It seems to me that if there exists a solution, then there exists infinitely many solutions. For, given a solution S, simply add two occurances of any element to S. For instance, S + {3501, 3501} will also be a solution, and by the definition of multisets is a distinct multiset from S.

Finally got AC by DP, some of my thoughts here:

Note the uppper bound of N is 1e5, it tells us to come up with a linear or NlogN solution for each case, but I failed.

So let's look at the range of a[i], it's in [3500, 4500], much smaller than range of N, furthermore, the XOR of any multiset must be in range [0, 8191] (8191==2^13-1). These two observations are the key to my DP solution:

Count the number of each unique integer in input array, then for each unique number, I enumerate every possible integer in [0, 8191] and do some simple calculation to get the number of multiset.

The time complexity of my DP solution is O(M*P), M is the number of unique input integers, P is the range of possible XOR sum, so the upper bound of N*M is 1e7, quite resonable.

A simple solution in Python is below. It unfortunately times out in larger test cases despite runtime complexity being the same as other solutions.

Note that the solution below uses less space than other solutions that store a full two dimensional array for dynamic programming.

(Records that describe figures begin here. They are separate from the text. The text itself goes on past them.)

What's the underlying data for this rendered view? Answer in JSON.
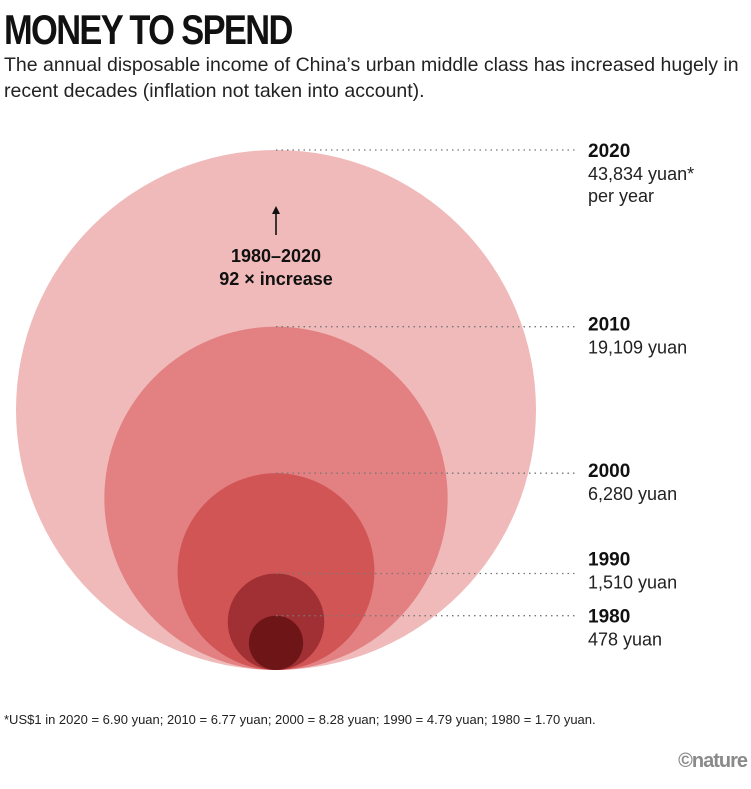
{
  "chart_data": {
    "type": "nested-circle",
    "title": "MONEY TO SPEND",
    "subtitle": "The annual disposable income of China’s urban middle class has increased hugely in recent decades (inflation not taken into account).",
    "unit": "yuan",
    "series": [
      {
        "year": "2020",
        "value": 43834,
        "label_lines": [
          "43,834 yuan*",
          "per year"
        ],
        "color": "#efbab9"
      },
      {
        "year": "2010",
        "value": 19109,
        "label_lines": [
          "19,109 yuan"
        ],
        "color": "#e38081"
      },
      {
        "year": "2000",
        "value": 6280,
        "label_lines": [
          "6,280 yuan"
        ],
        "color": "#d25555"
      },
      {
        "year": "1990",
        "value": 1510,
        "label_lines": [
          "1,510 yuan"
        ],
        "color": "#a03033"
      },
      {
        "year": "1980",
        "value": 478,
        "label_lines": [
          "478 yuan"
        ],
        "color": "#6e1518"
      }
    ],
    "annotation": {
      "period": "1980–2020",
      "text": "92 × increase"
    },
    "footnote": "*US$1 in 2020 = 6.90 yuan; 2010 = 6.77 yuan; 2000 = 8.28 yuan; 1990 = 4.79 yuan; 1980 = 1.70 yuan."
  },
  "credit": "©nature"
}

from collections import Counter
import sys

def isPrime(x):
    if x == 1:
        return False
    
    if x == 2:
        return True
    
    for d in range(2, max(2, int(x**0.5)) + 1):
        if x%d == 0:
            return False
    return True


def get_nevens(y):
    return y//2 + 1


def get_nodds(y):
    return y//2 + y%2


def primeXor(a):
    n = len(a)
    c = Counter(a) 
    E = list(c.keys())
    M = 8192

    Sp = [0] * M
    Sn = [0] * M
    e = E[0]

    Sp[e] = get_nodds(c[e])
    Sp[0] = get_nevens(c[e])


    for e in E[1:]:
        for x in range(0, M):
            Sn[x^e] += Sp[x] * get_nodds(c[e])
            Sn[x] += Sp[x] * get_nevens(c[e])

        # next
        Sp = Sn
        Sn = [0] * M

    result = 0 
    for e in range(0, M):
        if isPrime(e):
            result += Sp[e]

    return int(result%(1e9 + 7))

The key to understand the dynamic programming solution is that the solution needs not propagate the "primeness". In other words, dynamic programming in this case is not aware of anything being prime. It merely propagates all possible XOR sums (i.e. 0 to 8192 - 1) and later tallies up which XOR sums are primes. A more technical way of saying is that optimal substructure does not involve primeness but rather simple XOR sums.

For everyone having trouble passing the last few testcases in python, just copy your code into pypy and it should speed it up enough to get you through the last few :)

I have implemented the same solution in Java and Python 2, and the Python solution times out on some larger cases while the Java solution works. My solution is the same as the editorial. It also seems like no one has submitted a Python solution which gets full score, so it seems like the constraints make it impossible to solve in Python.